Rick caught her wrist between his fingers, rubbed his thumb across the soft skin. Hoped the touch offered some comfort, and silently acknowledged that a part of him wanted the right to more, whether that meant his emotions were involved in her, or not.
He couldn’t worry about any of that now. ‘Do any flights go to the township? I only know of it vaguely. It’s rather off the beaten path, isn’t it? How far is it by road? I can charter a plane for you if there’s an airstrip …’
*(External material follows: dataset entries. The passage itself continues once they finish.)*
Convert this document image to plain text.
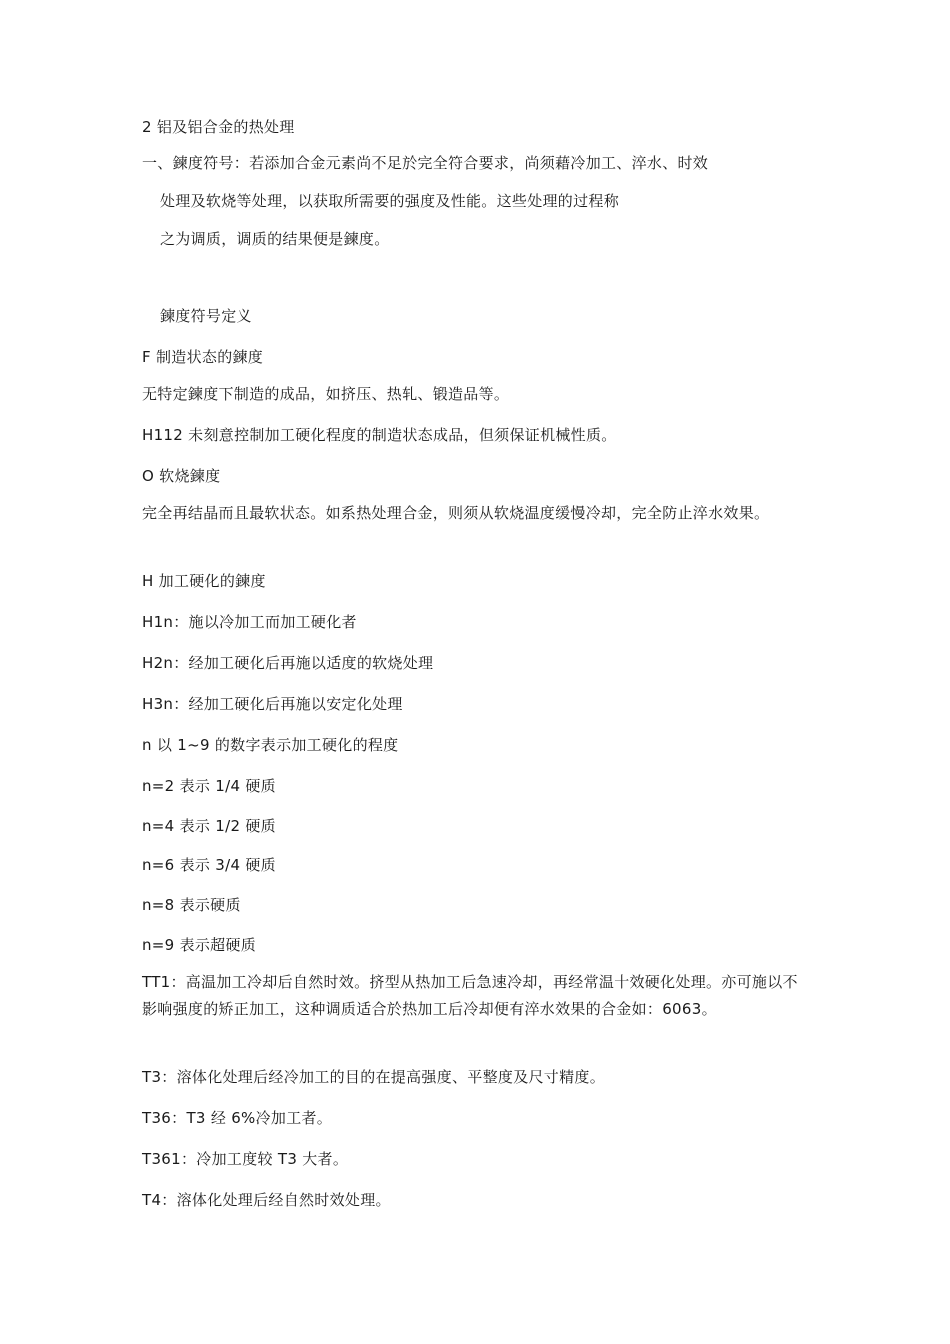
2 铝及铝合金的热处理
一、鍊度符号：若添加合金元素尚不足於完全符合要求，尚须藉冷加工、淬水、时效
处理及软烧等处理，以获取所需要的强度及性能。这些处理的过程称
之为调质，调质的结果便是鍊度。
鍊度符号定义
F 制造状态的鍊度
无特定鍊度下制造的成品，如挤压、热轧、锻造品等。
H112 未刻意控制加工硬化程度的制造状态成品，但须保证机械性质。
O 软烧鍊度
完全再结晶而且最软状态。如系热处理合金，则须从软烧温度缓慢冷却，完全防止淬水效果。
H 加工硬化的鍊度
H1n：施以冷加工而加工硬化者
H2n：经加工硬化后再施以适度的软烧处理
H3n：经加工硬化后再施以安定化处理
n 以 1~9 的数字表示加工硬化的程度
n=2 表示 1/4 硬质
n=4 表示 1/2 硬质
n=6 表示 3/4 硬质
n=8 表示硬质
n=9 表示超硬质
TT1：高温加工冷却后自然时效。挤型从热加工后急速冷却，再经常温十效硬化处理。亦可施以不影响强度的矫正加工，这种调质适合於热加工后冷却便有淬水效果的合金如：6063。
T3：溶体化处理后经冷加工的目的在提高强度、平整度及尺寸精度。
T36：T3 经 6%冷加工者。
T361：冷加工度较 T3 大者。
T4：溶体化处理后经自然时效处理。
‘There are no flights, no airstrip. Milberry doesn’t have an airport. It’s a reasonable sized town but there’s nothing much around it.’ Marissa stared at the mess on her desk as though she didn’t know what to do with it, and then she stared at him as though she wasn’t quite sure what to do with his offer either. ‘It’ll take me almost three hours in the Mini. Mum’s been at the hospital about an hour already, I think.’
‘I’ll take you myself—’
‘I forgot. My neighbour left Sydney this morning with the Mini.’ She broke off and said in confusion, ‘You’ll take me?’
‘My car will be faster than a Mini, faster than you having to hire something.’ He wanted to beg her to let him do this for her. Instead, he made it a statement and silently urged her to simply agree with it. ‘We can leave straight away.’
Confusion clouded her worried brown eyes. ‘You can’t … I can’t ask …’
‘I can, and I’m not asking you to ask.’ He needed permission. Needed to be allowed, wanted to draw her into his arms and promise her everything would be all right, that he would fix everything for her. ‘Give me one minute and we’re out of here.’
He used that minute to get on the phone and instruct one of the senior staff to come in and pack the office up for them and secure everything.
His borrowed secretary was in trouble. He could help her and he’d chosen to do so. That didn’t have to be any big thing, and his relief as Marissa put herself in his hands and allowed him to usher her from the building was simply that of a man who had got his way.
He told himself all this, but the intensity he felt inside didn’t lessen.
In moments he had Marissa out of the office building, into his ground-eating vehicle and away. A glance showed that her face hadn’t regained any colour. She was also utterly silent. ‘Tell me the route.’
She gave him the directions and fell silent again.
Rick clenched his hands around the wheel and got them clear of the city. Once he had, he murmured her name and reached for her hand. He curled his fingers around hers and she cast a glance his way.
‘Move into the middle seat so we can talk while I drive.’ He tugged on her hand. ‘You’re going to tell me everything your father said, the name of the hospital your mother is in and all you know about her situation.’
She obeyed him without question, and that told him, more clearly than anything else, the extent of her concern for her mother.